Deferred taxes in business acquisition with international operations
FINANCIAL REPORTING INSIGHTS |
An acquisition of a business that is comprised of or includes international operations causes additional complexities in determining the proper opening balance sheet accounting for deferred taxes beyond those typically associated with a domestic acquisition.
While Topic 805, Business Combinations, of the FASB’s Accounting Standards Codification (ASC) provides recognition and measurement guidance for assets acquired and liabilities assumed in a business combination, it does not explicitly require the acquirer to push down the fair value of all assets acquired and liabilities assumed to each separate acquired entity, division or branch. However, ASC 740-10-30-5 provides the following guidance: “Deferred taxes shall be determined separately for each tax-paying component (an individual entity or group of entities that is consolidated for tax purposes) in each tax jurisdiction.” As a result, amounts assigned for financial reporting purposes to the individual assets acquired and liabilities assumed must be theoretically pushed down to each tax-paying component in the relevant functional currency to properly apply ASC 740, Income Taxes.

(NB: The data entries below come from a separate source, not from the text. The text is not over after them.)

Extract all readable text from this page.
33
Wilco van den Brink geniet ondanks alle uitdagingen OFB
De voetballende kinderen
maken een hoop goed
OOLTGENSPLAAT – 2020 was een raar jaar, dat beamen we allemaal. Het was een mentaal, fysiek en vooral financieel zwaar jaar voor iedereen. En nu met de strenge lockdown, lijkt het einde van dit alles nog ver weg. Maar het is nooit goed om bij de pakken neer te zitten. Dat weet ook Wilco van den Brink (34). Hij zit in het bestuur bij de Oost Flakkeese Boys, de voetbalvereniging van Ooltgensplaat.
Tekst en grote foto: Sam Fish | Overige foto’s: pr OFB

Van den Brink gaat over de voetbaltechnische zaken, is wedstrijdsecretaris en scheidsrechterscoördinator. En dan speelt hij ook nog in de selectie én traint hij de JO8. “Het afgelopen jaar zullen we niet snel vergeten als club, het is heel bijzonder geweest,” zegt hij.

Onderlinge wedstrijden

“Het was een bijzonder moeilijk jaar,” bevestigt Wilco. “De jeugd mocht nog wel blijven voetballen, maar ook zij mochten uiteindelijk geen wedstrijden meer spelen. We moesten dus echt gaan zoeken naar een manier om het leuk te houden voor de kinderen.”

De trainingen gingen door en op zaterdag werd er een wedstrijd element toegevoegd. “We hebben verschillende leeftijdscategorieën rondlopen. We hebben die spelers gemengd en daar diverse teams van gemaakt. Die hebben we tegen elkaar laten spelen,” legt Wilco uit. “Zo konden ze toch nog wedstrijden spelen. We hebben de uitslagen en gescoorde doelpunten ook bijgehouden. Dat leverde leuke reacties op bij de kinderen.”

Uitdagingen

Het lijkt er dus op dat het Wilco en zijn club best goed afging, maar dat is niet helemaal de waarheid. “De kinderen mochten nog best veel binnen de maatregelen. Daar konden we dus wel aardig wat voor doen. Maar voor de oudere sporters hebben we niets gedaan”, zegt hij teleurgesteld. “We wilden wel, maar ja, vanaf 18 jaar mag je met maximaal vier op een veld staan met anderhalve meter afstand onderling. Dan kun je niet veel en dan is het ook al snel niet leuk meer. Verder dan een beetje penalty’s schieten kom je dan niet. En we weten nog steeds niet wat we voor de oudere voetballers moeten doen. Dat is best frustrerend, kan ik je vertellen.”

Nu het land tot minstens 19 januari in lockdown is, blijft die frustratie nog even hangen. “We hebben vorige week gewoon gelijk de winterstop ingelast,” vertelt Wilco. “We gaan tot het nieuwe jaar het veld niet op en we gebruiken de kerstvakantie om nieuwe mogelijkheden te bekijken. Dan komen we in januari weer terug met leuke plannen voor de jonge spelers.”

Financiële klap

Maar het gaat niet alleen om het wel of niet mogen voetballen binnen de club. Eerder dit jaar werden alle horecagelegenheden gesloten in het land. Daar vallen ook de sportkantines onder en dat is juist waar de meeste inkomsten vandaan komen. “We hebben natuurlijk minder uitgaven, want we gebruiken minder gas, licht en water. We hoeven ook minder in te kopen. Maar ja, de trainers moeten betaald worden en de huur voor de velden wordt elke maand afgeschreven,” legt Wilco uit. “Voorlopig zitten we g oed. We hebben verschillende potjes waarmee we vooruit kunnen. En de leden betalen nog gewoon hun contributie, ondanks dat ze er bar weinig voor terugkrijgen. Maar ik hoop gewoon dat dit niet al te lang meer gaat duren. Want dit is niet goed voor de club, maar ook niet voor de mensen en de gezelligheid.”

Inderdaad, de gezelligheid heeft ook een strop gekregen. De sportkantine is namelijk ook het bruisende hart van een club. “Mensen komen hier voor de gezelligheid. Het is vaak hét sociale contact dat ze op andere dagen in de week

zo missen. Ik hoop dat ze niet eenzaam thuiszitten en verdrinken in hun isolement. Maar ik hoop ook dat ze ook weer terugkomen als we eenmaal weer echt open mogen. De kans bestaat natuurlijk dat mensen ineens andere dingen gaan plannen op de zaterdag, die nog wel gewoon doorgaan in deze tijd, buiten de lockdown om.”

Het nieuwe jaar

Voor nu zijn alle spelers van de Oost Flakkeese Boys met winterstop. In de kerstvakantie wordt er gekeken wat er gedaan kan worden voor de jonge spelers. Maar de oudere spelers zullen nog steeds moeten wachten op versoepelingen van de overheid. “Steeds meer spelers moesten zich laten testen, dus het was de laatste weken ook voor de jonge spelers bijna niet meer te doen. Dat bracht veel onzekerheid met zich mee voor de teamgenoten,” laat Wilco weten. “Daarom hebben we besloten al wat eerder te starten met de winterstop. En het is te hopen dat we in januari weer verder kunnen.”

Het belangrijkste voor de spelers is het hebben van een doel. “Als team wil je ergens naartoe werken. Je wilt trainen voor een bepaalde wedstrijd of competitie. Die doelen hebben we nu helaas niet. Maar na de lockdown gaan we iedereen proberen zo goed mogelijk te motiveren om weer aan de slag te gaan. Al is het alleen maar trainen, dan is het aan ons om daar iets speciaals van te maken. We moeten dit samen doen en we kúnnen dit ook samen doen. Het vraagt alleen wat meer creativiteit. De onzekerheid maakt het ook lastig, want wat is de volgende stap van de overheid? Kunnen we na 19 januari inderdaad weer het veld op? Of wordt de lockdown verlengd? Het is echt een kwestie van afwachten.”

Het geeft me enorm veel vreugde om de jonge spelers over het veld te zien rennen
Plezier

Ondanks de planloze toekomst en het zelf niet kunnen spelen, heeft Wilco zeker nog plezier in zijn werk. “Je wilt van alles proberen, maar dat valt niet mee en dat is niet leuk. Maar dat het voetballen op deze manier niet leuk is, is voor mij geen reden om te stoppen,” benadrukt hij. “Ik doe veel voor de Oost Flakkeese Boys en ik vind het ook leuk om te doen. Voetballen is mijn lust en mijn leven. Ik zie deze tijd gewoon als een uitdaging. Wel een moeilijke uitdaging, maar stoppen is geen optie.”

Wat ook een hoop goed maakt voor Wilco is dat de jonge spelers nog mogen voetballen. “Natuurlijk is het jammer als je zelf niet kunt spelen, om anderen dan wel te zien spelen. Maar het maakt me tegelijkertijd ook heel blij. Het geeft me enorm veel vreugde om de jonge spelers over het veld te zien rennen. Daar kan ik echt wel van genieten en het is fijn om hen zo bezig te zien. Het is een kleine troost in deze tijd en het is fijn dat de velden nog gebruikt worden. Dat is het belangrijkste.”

Deferred taxes are provided for differences between amounts assigned to assets and liabilities for financial reporting purposes and their associated tax basis (i.e., inside basis differences). The resulting temporary differences from properly pushing down (either directly in the books or by maintaining memo accounts or schedules) the portion of the acquisition price related to each foreign tax-paying component should be multiplied by the appropriate foreign tax rate and then translated into the reporting currency at the spot rate on the date of acquisition.
In addition to inside basis differences, the difference between the acquirer’s tax basis in shares of the acquired entity (including its lower tier subsidiaries) and the financial reporting carrying amount of the investment in the subsidiary is also a temporary difference (i.e., outside basis difference), even though the investment may be eliminated in consolidation. ASC 740 provides for certain exceptions to recording deferred taxes on the outside basis differences resulting from investments in foreign subsidiaries. Note that both the acquirer’s permanent reinvestment exception assertion and deferred tax determination should be made without regard to the previous assertions and determinations made by the acquired entity.
Further complexity also can arise in an acquisition involving a foreign branch whose income or loss is included as part of the U.S. entity’s U.S. tax return. Foreign branch basis differences may result in deferred tax consequences in both the foreign and U.S. tax jurisdiction, both of which impact the opening balance sheet amounts recorded as a result of the business combination. To properly determine the total tax effect of such basis differences, the acquirer should consider all relevant provisions of both foreign and U.S. tax laws.
When acquiring a business with international operations, consultation with subject matter experts will help ensure the deferred taxes related to that acquisition are appropriately recognized.